Although he is very active within the Zambian Delegation, Barnabas was ordained just four years ago. He recalls it as one of his most important moments in his life.
“My mother was crying, but it was a very big deal. I didn’t realize how much people would look up to you once you make that transition from a student to a priest,” said Barnabas.
Coming from a family of eight, Barnabas said he realizes the importance of his family. Although his pastoral duties keep him busy he manages to keep a strong relationship with them, “I’m two hours away from my family, but we make time.”
Barnabas started his journey to priesthood in his hometown of Lusaka, Zambia in 1998. He also had an internship in Zambia. Barnabas studied theology in San Antonio , Texas in 2004.
The first time he came to the United States he says it was different. “You’re exposed to a lot of different people and experiences. It’s always interesting to hear how people who aren’t from Zambia view and talk about it.”
During his four years of priesthood, Barnabas has served as an Assistant Parish Priest at Mary Immaculate Parish and as formator at the Pre-Novitiate Formation House, located in Lusaka. Aside from his pastoral duties he also has taken on many administrative responsibilities. Barnabas is a councilor of the Zambia Delegation. “There is a lot of planning involved.” But Barnabas says the benefits of the work outweigh the costs of it.
“The people are very receptive. I find it life giving. I work well with the people. I feel like I’m doing good for the people.”
Barnabas explains his most recent encounter with helping his community on a more personal level.

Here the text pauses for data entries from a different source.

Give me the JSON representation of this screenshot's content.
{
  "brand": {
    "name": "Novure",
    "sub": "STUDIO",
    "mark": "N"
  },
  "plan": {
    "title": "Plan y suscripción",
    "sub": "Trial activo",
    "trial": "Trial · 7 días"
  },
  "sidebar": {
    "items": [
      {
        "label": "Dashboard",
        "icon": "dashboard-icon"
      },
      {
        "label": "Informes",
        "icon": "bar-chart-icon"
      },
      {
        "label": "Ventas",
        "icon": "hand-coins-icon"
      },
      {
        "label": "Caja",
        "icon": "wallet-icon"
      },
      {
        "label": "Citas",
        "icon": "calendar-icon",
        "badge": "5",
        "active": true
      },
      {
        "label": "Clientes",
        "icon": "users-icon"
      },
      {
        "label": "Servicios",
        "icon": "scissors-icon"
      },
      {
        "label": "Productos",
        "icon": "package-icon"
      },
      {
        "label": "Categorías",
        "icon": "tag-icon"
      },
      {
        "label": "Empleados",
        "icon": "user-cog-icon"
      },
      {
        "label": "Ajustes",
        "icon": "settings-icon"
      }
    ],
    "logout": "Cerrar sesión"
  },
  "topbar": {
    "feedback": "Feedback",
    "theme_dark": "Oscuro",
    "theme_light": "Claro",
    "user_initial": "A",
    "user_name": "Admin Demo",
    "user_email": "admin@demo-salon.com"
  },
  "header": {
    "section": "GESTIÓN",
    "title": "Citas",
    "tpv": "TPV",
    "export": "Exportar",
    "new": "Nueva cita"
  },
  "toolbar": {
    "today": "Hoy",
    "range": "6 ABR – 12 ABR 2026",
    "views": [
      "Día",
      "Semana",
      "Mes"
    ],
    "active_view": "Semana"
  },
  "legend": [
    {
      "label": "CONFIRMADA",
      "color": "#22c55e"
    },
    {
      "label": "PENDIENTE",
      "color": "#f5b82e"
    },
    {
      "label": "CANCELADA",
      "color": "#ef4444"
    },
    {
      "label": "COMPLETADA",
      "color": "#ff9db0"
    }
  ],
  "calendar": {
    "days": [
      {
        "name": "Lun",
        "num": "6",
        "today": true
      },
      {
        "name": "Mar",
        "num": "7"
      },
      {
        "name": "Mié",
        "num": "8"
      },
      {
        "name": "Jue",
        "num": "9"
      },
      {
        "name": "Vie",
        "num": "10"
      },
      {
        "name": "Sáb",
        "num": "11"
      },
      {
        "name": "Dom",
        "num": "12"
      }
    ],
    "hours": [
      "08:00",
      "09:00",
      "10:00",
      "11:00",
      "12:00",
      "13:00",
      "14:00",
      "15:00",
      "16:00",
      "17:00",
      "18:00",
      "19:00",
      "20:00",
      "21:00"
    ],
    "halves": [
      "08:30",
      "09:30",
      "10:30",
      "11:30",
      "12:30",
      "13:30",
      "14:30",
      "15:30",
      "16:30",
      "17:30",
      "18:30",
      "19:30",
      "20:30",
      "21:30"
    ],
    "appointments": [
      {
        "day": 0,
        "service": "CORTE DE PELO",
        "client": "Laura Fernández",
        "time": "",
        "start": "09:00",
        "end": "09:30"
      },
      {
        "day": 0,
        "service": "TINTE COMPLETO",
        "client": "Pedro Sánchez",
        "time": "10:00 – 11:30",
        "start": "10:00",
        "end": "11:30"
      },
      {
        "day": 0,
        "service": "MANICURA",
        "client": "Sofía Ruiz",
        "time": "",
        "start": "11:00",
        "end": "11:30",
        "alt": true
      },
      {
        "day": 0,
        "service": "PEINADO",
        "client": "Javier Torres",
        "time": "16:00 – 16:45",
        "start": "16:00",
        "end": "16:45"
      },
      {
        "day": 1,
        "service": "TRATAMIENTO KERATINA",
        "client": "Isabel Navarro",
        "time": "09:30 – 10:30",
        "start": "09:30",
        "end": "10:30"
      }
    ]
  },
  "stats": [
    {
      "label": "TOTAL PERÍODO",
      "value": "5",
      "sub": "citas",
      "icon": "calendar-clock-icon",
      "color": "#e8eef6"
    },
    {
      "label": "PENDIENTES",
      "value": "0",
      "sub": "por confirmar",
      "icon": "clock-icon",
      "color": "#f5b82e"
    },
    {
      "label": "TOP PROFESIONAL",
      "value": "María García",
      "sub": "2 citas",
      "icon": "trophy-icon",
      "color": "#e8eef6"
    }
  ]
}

“A couple approached me, and asked for my help. They had been having trouble trying to conceive. They asked me to ask for God’s intervention. We prayed together and two months later they called me and we’re happy to share the news that they would be having a baby. The best part is that they asked me to Baptize their baby girl. The fact that they have that connection with me makes me feel special.”
At the moment he is working towards his Masters in child adolescent psychology at the University of Zambia, and is on track to graduate in May of 2013.